Why is there flea dirt but no fleas?
Even after the pet owner has taken the appropriate steps to kill all of the fleas, the presence of flea dirt may still remain and may require additional steps to get rid of. If the flea dirt is still present on the pet’s skin, it can cause additional irritation to the pet and increased redness because of excessive scratching. If a topical treatment has been used, the presence of fleas may be hard to notice but fleas may still be on the pet’s skin. It is important to wait at least 48 hours before bathing the pet to remove flea dirt. This will allow the topical treatment to finishing killing the fleas and their eggs.
If a topical treatment hasn’t been used and you notice flea dirt with no signs of actual fleas, this could be due to an infestation just beginning to take form. It could also be due to ones pet having long, thick or dark hair making fleas difficult to spot. For this reason it is important to thoroughly and closely inspect your pet for fleas, which can be done by hand by pulling back layers of hair and observing or with the use of a flea comb. Flea dirt can also appear on bedding and any other surfaces that your pet has been around, which is why it is also important to thoroughly clean these areas as well.

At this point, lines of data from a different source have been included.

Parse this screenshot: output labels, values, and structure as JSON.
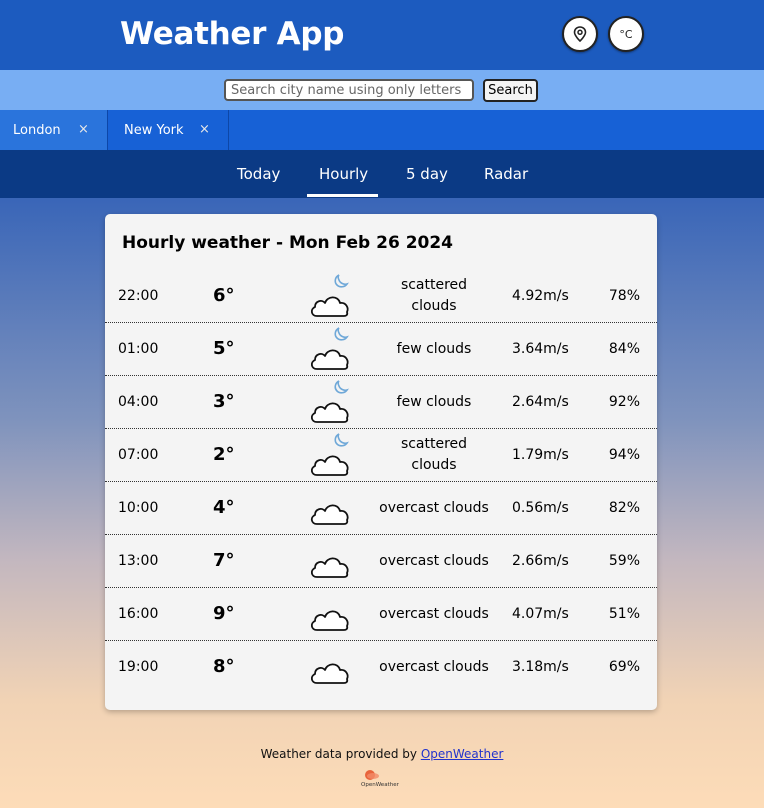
{
  "header": {
    "title": "Weather App",
    "location_button_icon": "map-pin-icon",
    "unit_button_label": "°C"
  },
  "search": {
    "placeholder": "Search city name using only letters",
    "value": "",
    "button_label": "Search"
  },
  "city_tabs": [
    {
      "label": "London",
      "close": "×"
    },
    {
      "label": "New York",
      "close": "×"
    }
  ],
  "view_tabs": {
    "today": "Today",
    "hourly": "Hourly",
    "five_day": "5 day",
    "radar": "Radar",
    "active": "Hourly"
  },
  "card": {
    "title": "Hourly weather - Mon Feb 26 2024",
    "rows": [
      {
        "time": "22:00",
        "temp": "6°",
        "icon": "cloud-moon-icon",
        "desc": "scattered clouds",
        "wind": "4.92m/s",
        "humidity": "78%"
      },
      {
        "time": "01:00",
        "temp": "5°",
        "icon": "cloud-moon-icon",
        "desc": "few clouds",
        "wind": "3.64m/s",
        "humidity": "84%"
      },
      {
        "time": "04:00",
        "temp": "3°",
        "icon": "cloud-moon-icon",
        "desc": "few clouds",
        "wind": "2.64m/s",
        "humidity": "92%"
      },
      {
        "time": "07:00",
        "temp": "2°",
        "icon": "cloud-moon-icon",
        "desc": "scattered clouds",
        "wind": "1.79m/s",
        "humidity": "94%"
      },
      {
        "time": "10:00",
        "temp": "4°",
        "icon": "cloud-icon",
        "desc": "overcast clouds",
        "wind": "0.56m/s",
        "humidity": "82%"
      },
      {
        "time": "13:00",
        "temp": "7°",
        "icon": "cloud-icon",
        "desc": "overcast clouds",
        "wind": "2.66m/s",
        "humidity": "59%"
      },
      {
        "time": "16:00",
        "temp": "9°",
        "icon": "cloud-icon",
        "desc": "overcast clouds",
        "wind": "4.07m/s",
        "humidity": "51%"
      },
      {
        "time": "19:00",
        "temp": "8°",
        "icon": "cloud-icon",
        "desc": "overcast clouds",
        "wind": "3.18m/s",
        "humidity": "69%"
      }
    ]
  },
  "footer": {
    "text": "Weather data provided by ",
    "link_label": "OpenWeather",
    "logo_text": "OpenWeather"
  },
  "colors": {
    "header_bg": "#1c5bbf",
    "search_bg": "#78aef3",
    "citytabs_bg": "#1761d6",
    "viewtabs_bg": "#0b3a85",
    "card_bg": "#f4f4f4",
    "moon_color": "#6fa8d8",
    "logo_color": "#e8643c"
  }
}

If flea poop reappears, then the existence of fleas is most certainly prevalent and should be dealt with accordingly.
All of this talk about flea dirt leads us to a very important conclusion, which is that it is important to be very vigilant when it comes to checking your pet for fleas and flea dirt. Flea excrement is most certainly a sign of a recent flea infestation. Giving your pet monthly treatments for fleas can abolish their existence and keep flea dirt at bay.